Integrated Aquatic Food Systems (KB-35-101-001)

Ending world hunger is an important goal of the United Nations’ SDG-2, which aims to ensure that by 2030 everyone has access to sufficient nutritious food. Marine food sources are still only marginally included in this effort, particularly organisms low in the food chain that offer potential for more sustainable food production. This project will therefore focus on the gap in sustainable aquaculture and the use of marine food resources.

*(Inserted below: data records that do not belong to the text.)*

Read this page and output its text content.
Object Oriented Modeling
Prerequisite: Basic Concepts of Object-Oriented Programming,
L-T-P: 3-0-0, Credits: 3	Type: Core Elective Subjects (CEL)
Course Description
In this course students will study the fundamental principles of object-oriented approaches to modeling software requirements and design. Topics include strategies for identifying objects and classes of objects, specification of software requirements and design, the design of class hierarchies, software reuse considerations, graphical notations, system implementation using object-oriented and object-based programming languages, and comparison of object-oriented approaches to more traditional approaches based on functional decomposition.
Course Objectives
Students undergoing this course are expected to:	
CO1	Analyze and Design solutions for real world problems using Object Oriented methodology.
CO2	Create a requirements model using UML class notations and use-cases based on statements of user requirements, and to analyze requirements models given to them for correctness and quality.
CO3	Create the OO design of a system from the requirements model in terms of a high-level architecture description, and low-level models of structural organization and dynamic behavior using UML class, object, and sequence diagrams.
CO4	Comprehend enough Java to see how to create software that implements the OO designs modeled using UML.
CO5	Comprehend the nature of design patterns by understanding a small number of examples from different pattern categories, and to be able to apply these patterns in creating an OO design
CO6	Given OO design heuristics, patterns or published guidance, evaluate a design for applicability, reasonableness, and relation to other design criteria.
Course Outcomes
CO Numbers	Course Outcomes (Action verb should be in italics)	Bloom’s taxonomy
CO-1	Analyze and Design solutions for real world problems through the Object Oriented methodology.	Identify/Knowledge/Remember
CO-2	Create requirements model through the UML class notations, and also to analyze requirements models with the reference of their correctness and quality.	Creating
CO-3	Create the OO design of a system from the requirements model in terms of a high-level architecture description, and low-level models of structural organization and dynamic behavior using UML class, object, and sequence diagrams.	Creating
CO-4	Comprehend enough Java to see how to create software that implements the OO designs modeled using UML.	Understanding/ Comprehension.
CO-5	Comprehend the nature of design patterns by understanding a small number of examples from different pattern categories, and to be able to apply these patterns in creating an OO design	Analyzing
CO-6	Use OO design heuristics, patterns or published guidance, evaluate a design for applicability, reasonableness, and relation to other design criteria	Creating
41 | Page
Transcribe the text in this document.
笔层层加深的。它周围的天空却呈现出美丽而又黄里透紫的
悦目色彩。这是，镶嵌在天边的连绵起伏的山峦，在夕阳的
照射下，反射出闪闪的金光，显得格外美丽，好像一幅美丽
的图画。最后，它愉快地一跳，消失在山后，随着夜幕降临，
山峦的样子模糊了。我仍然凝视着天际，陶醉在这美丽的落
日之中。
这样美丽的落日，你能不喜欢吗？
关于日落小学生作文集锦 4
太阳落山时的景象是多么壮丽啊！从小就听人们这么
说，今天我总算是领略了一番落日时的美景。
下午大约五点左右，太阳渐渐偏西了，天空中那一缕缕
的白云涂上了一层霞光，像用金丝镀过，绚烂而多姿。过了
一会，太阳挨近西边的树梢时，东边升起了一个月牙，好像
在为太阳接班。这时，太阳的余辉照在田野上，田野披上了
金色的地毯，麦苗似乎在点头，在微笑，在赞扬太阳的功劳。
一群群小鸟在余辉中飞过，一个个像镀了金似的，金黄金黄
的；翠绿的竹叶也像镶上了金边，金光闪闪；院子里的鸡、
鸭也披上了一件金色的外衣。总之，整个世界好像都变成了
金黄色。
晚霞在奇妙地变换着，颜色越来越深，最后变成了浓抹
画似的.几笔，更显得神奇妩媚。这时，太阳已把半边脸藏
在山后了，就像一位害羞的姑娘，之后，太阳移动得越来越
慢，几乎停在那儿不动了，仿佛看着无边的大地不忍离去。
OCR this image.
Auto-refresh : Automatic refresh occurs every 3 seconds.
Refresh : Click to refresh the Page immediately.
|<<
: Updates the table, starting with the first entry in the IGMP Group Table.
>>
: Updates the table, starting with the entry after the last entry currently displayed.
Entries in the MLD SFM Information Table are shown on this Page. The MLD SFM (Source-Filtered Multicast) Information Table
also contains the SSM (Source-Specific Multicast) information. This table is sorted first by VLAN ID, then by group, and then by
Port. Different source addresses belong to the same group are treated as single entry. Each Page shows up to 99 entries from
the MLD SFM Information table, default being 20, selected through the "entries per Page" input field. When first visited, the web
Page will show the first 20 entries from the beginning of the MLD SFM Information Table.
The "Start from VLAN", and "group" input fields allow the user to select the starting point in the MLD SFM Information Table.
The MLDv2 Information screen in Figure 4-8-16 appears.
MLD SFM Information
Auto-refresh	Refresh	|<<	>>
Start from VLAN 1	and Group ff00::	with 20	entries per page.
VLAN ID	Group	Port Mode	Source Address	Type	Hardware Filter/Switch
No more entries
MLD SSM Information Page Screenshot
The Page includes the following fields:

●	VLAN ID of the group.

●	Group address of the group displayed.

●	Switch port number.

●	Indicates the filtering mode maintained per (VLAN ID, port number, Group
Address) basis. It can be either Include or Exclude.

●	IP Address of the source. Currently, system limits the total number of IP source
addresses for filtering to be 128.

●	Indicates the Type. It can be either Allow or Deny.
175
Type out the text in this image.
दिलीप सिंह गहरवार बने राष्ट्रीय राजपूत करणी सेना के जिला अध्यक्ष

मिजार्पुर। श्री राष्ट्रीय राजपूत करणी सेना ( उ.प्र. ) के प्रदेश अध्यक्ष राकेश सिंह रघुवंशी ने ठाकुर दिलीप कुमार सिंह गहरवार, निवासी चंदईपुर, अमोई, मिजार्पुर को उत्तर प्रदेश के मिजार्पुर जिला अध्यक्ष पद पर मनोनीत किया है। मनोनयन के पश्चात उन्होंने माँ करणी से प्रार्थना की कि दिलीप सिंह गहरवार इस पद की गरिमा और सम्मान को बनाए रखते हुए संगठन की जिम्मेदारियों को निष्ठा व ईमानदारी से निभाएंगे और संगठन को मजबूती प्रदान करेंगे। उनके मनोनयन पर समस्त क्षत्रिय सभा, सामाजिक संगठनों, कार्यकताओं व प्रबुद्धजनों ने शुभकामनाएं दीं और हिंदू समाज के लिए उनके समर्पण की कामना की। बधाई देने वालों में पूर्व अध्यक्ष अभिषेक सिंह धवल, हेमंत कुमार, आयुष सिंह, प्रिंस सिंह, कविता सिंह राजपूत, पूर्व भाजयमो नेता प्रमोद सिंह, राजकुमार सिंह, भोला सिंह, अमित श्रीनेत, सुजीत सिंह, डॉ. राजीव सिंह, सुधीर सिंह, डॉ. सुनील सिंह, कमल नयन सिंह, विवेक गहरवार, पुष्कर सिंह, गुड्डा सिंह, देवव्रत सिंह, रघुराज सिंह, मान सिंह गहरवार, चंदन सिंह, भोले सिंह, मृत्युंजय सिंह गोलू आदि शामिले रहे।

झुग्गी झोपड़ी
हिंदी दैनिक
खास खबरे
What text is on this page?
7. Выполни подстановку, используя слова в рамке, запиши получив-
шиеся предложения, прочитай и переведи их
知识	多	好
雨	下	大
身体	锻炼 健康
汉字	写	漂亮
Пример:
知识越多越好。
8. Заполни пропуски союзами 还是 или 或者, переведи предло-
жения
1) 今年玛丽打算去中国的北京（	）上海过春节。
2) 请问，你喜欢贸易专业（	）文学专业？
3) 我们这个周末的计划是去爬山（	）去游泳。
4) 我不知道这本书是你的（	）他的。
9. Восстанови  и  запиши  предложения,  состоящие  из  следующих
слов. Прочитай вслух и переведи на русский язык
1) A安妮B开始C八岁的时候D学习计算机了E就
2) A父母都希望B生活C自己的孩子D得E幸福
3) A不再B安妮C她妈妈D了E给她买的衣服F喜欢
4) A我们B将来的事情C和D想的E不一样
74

Marine coastal areas, characterized by strong environmental gradients from land to sea, present opportunities to be better utilized through a zoned approach and an integrated landscape perspective. We will investigate and support the development of sustainable cultivation of seaweed, shrimp, and fish in mono- or polycultures from a landscape perspective along an environmental gradient of a tropical coast. Based on previous research and familiarity with various farming systems, we have chosen Indonesia as a case study for integration at the landscape level. From this landscape-integrated case, we will develop new insights into the potential contribution of sustainably farmed marine food sources to global food security, particularly in Low- and Middle-Income Countries (LMICs).

Due to feed conversion losses, vulnerability to diseases, habitat loss, and polluted wastewater, some farming systems in modern aquaculture based on carnivorous and omnivorous fish and shellfish have not been sustainable in certain regions. Seaweed cultivation, among others, offers significant potential, especially for sustainability, which provides a major opportunity to restore the balance between economy and ecology in areas where overexploitation of natural systems is ongoing or has already caused severe damage. Sustainability will be achieved through combined aquaculture (IMTA: Integrated Multi-Trophic Aquaculture). By combining fish, shrimp, and seaweed in cultures, the impact on climate and the environment is reduced, and farmers’ incomes are generally higher. This is partly because more can be produced on the same surface area, less maintenance is required for the systems—resulting in lower labor costs—as well as reduced need for animal feed and disease control, which are typically major cost factors in intensive aquaculture.

In the coming two years, the work will build on the expertise already gained from systems in Indonesia, while also translating these insights to the global context of sustainable food production. In this translation, the systems in Indonesia will serve as the model system for further development.